EILMELDUNG: Es geht also doch!!!
Eilmeldung: Mein Röntgenblick auf Bettenhausen – Teil 16 -

Eben habe ich Hessenschau gesehen, wie fast jeden Abende und meinen persönlichen Superhelden entdeckt: Er heißt Egon. EEEEGOOOOON – mein Held! Schon klar, was ich meine? EGON, EGON, EGON!!!
Was uns hier in Kassel und besonders in Bettenhausen nämlich fehlt ist ein Superheld wie EGON! EEEEEGOOOONNNN!
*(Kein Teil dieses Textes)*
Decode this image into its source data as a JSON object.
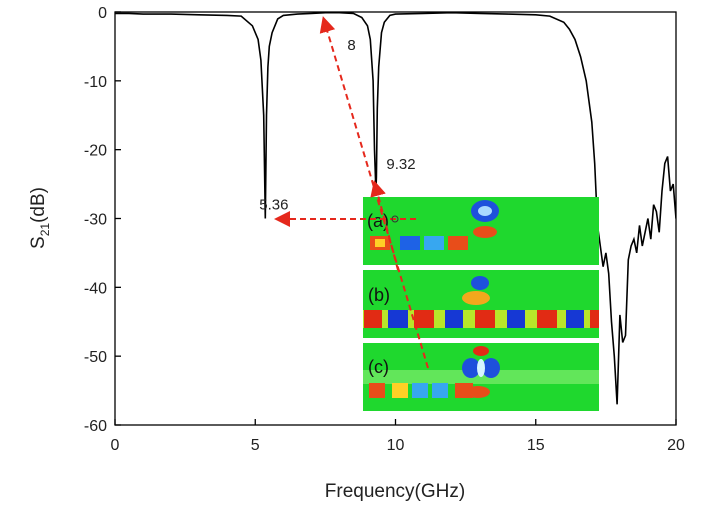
{
  "chart_data": {
    "type": "line",
    "xlabel": "Frequency(GHz)",
    "ylabel_main": "S",
    "ylabel_sub": "21",
    "ylabel_unit": "(dB)",
    "xlim": [
      0,
      20
    ],
    "ylim": [
      -60,
      0
    ],
    "xticks": [
      0,
      5,
      10,
      15,
      20
    ],
    "yticks": [
      0,
      -10,
      -20,
      -30,
      -40,
      -50,
      -60
    ],
    "grid": false,
    "series": [
      {
        "color": "#000000",
        "x": [
          0.0,
          0.5,
          1.0,
          2.0,
          3.0,
          4.0,
          4.5,
          4.9,
          5.1,
          5.2,
          5.3,
          5.36,
          5.4,
          5.45,
          5.5,
          5.6,
          5.8,
          6.0,
          6.5,
          7.0,
          7.5,
          8.0,
          8.5,
          8.8,
          9.0,
          9.1,
          9.2,
          9.25,
          9.3,
          9.32,
          9.35,
          9.4,
          9.5,
          9.6,
          9.8,
          10.0,
          11.0,
          12.0,
          13.0,
          14.0,
          15.0,
          15.5,
          16.0,
          16.2,
          16.4,
          16.6,
          16.8,
          17.0,
          17.1,
          17.2,
          17.3,
          17.4,
          17.5,
          17.6,
          17.7,
          17.8,
          17.9,
          18.0,
          18.1,
          18.2,
          18.3,
          18.4,
          18.5,
          18.6,
          18.7,
          18.8,
          18.9,
          19.0,
          19.1,
          19.2,
          19.3,
          19.4,
          19.5,
          19.6,
          19.7,
          19.8,
          19.9,
          20.0
        ],
        "y": [
          -0.2,
          -0.2,
          -0.3,
          -0.3,
          -0.4,
          -0.5,
          -0.6,
          -2.0,
          -4.0,
          -7.0,
          -15.0,
          -30.0,
          -15.0,
          -8.0,
          -5.0,
          -3.0,
          -1.0,
          -0.5,
          -0.3,
          -0.2,
          -0.1,
          -0.1,
          -0.2,
          -0.8,
          -2.0,
          -4.0,
          -10.0,
          -20.0,
          -26.0,
          -24.0,
          -14.0,
          -8.0,
          -3.0,
          -1.5,
          -0.5,
          -0.3,
          -0.2,
          -0.1,
          -0.2,
          -0.3,
          -0.4,
          -0.6,
          -1.5,
          -2.5,
          -4.0,
          -6.5,
          -10.0,
          -16.0,
          -22.0,
          -31.0,
          -34.0,
          -37.0,
          -35.0,
          -38.0,
          -45.0,
          -50.0,
          -57.0,
          -44.0,
          -48.0,
          -47.0,
          -36.0,
          -34.0,
          -33.0,
          -35.0,
          -31.0,
          -34.0,
          -32.0,
          -30.0,
          -33.0,
          -28.0,
          -29.0,
          -32.0,
          -26.0,
          -22.0,
          -21.0,
          -26.0,
          -25.0,
          -30.0
        ]
      }
    ],
    "annotations": [
      {
        "text": "8",
        "x": 7.5,
        "y": 0
      },
      {
        "text": "9.32",
        "x": 9.32,
        "y": -24
      },
      {
        "text": "5.36",
        "x": 5.36,
        "y": -30
      }
    ],
    "inset_labels": [
      "(a)",
      "(b)",
      "(c)"
    ]
  }
}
Egon hat heute etwas getan, was meinem persönlichen Traum von einer lebenswerten und sympathischen Stadt in weiten Teilen zur Realisation verhelfenden würde. EGON ist der ERSTE in HESSEN, der sich das getraut hat. Meine Nachbarn werden mir zustimmen und diverse Diskussionen mit den netten und liebenswerten Menschen vom Kasseler Ordnungsamt wären plötzlich Geschichte! Die sind da sowieso nur zu acht, und immer sind vier auf Lehrgängen oder krank und sie werden niemals mit der Arbeit fertig, sind völlig überlastet und bis heute auch völlig machtlos. In Kassel, nicht aber in…...…na Sie wissen es sicher, wo und was und wer, oder?
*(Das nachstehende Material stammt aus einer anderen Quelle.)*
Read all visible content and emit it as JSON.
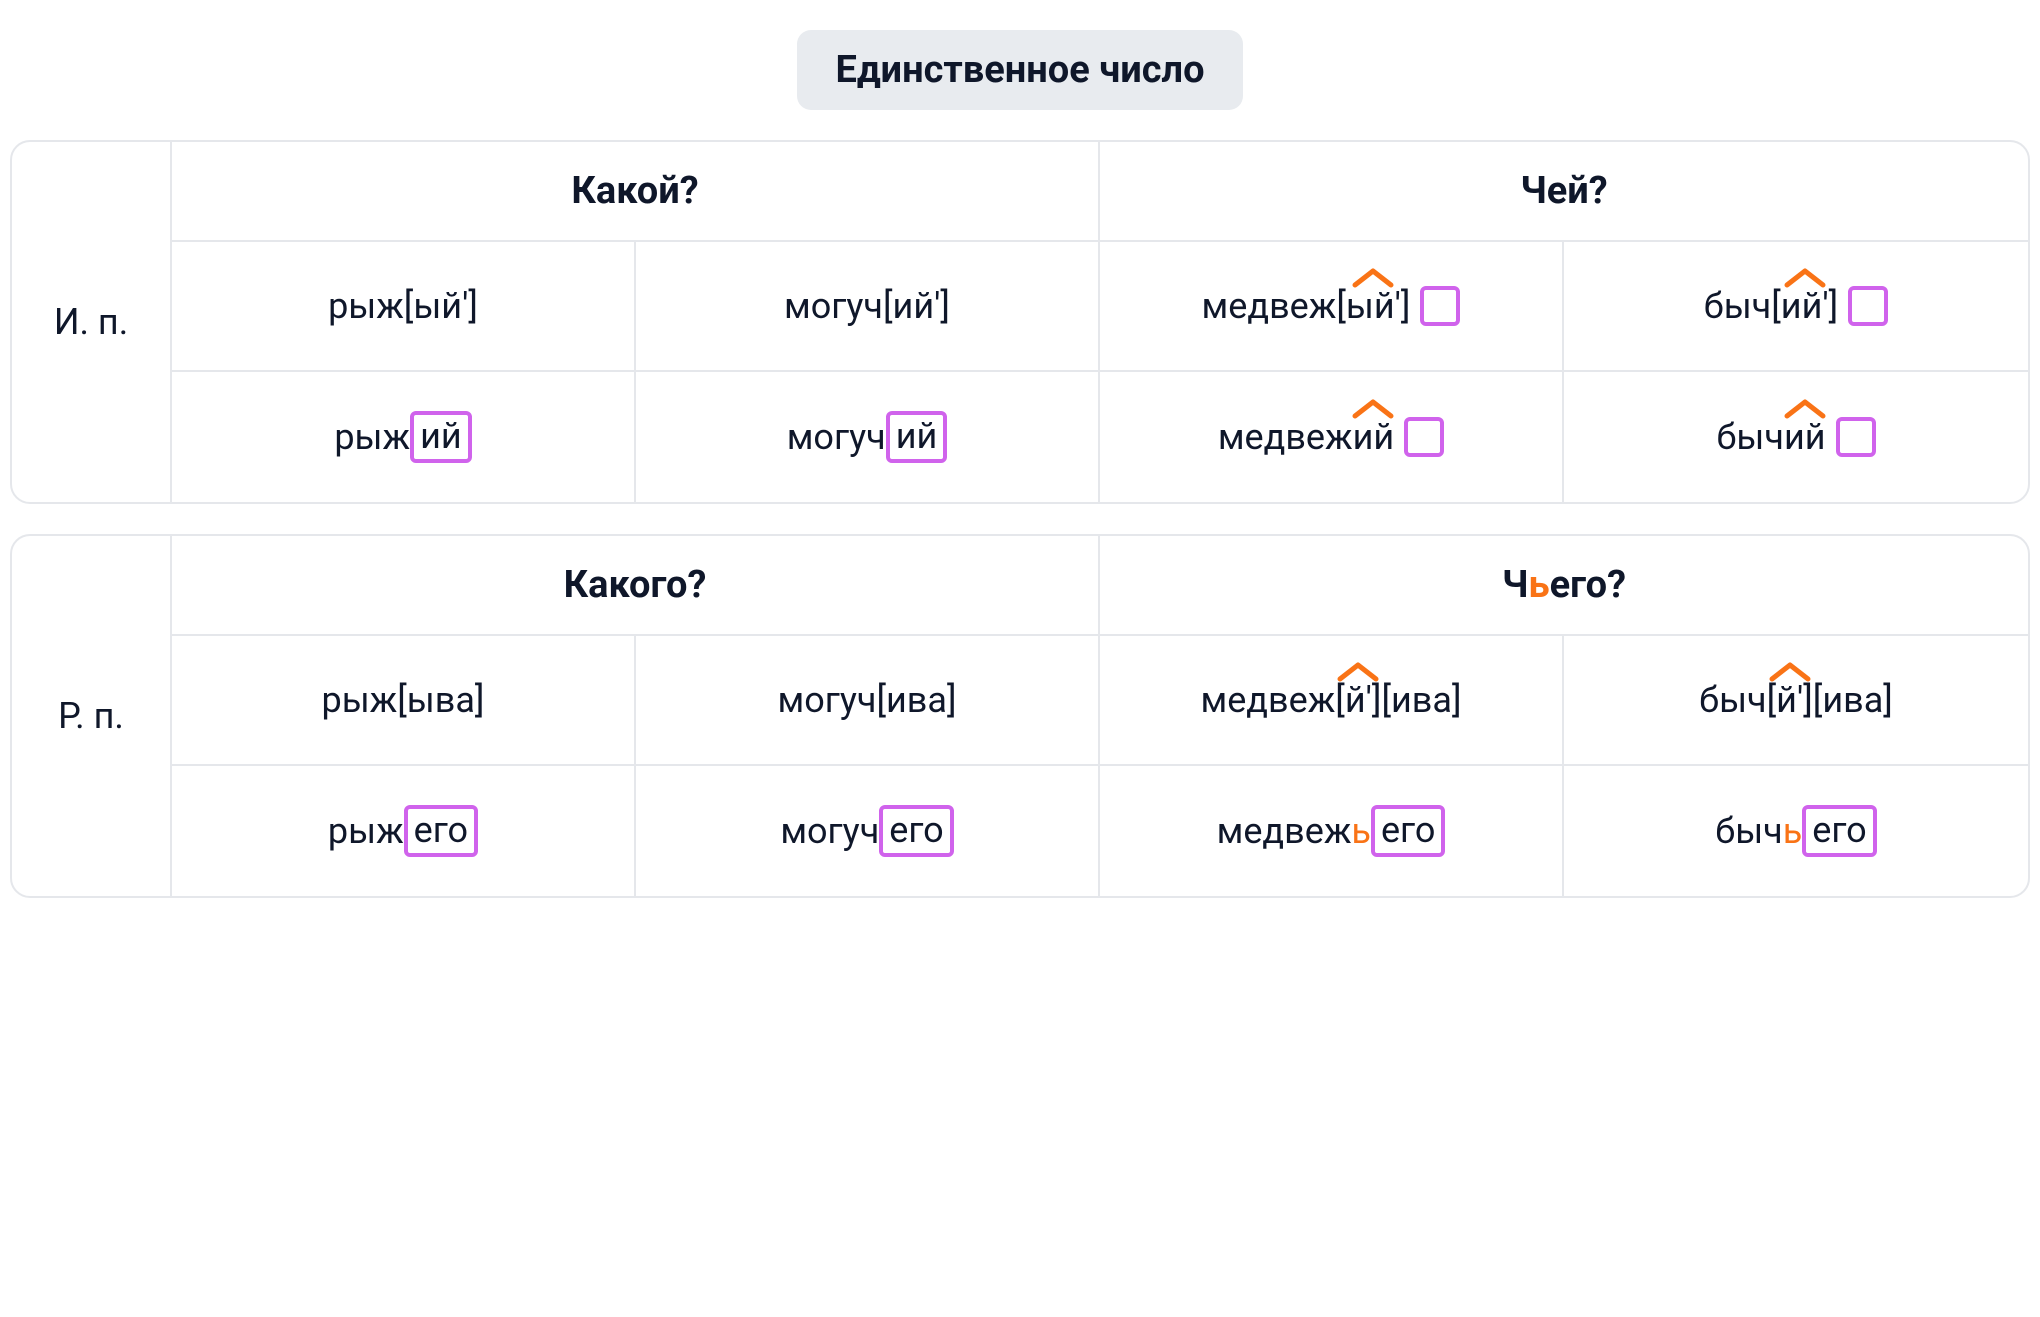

EGON HAT…..na, na, soll ich es schon verraten. Wenn Sie meine Geschichten gelesen haben, wissen Sie sicher was ich an EGON so toll finde. (Ich werde übrigens meine Kater zur Feier des Tages umtaufen – er heißt ab heute nicht mehr Willy – das war eh blöd – er heißt jetzt EGON!)
Egon, der Mann nicht der Kater, wird der Held in meinem Stadtteil, (Er IST ein Held) wenigstens bei Spießern wie mir, meinen Nachbarn und allen die hier noch arbeiten gehen und regelmäßigen Nachtschlaf brauchen und gerne im Viertel spazieren gehen. Einer wie EGOOOON könnte uns retten und den Leuten vom Ordnungsamt die ständigen Reha-Kuren ersparen die die bei ihrem beschissenen Job zwangsweise einplanen müssen.

Also: Egon Vaupel, Oberbürgermeister der Stadt Marburg, SPD, hat am 10. 12. 2007 um 19.46 Uhr in der Hessenschau verkündet, dass in der MARBURGER Innenstadt auf öffentlichen Plätzen ALKOHOLVERBOT gilt. Ab nächste Woche! Liebe Leute vom Kasseler Ordnungsamt: ES GEHT ALSO DOCH!!!!!!!!
Darauf stoße ich jetzt erstmal mit meinen Nachbarn an, mit einer Tasse heißem Earl Grey Tee. Ich gebe einen aus!
Wir sind gerettet!!
Wir dürfen wieder hoffen!!
Wir brauchen nicht wegziehen!!
Irgendwann wird unser Stadtteil wieder uns gehören!!
Wir haben wieder Hoffnung!!
EGON HAT GEHANDELT !!! EEEEEEEEGOOOOOOOOOOOONNNNNNN!!!

Egon Vaupel ist der erste, der in einer hessischen Stadt so etwas einführt. Wäre das in Kassel genauso, würde die Lebensqualität der Anwohner im idyllischen Bettenhausener Fachwerkviertel um nahezu 100 Prozent steigen. (Und von Löhneysen wäre seine Probleme auch schlagartig los – steht in einem älteren Artikel – ÄH, das mit den 150 Alkis in der Goetheanlage, da wo er wohnt…ÄH, ÄHEM). (ÄH, ich unterstelle das hier einfach mal, dass er da auch ein Problem hat – ÄHEM)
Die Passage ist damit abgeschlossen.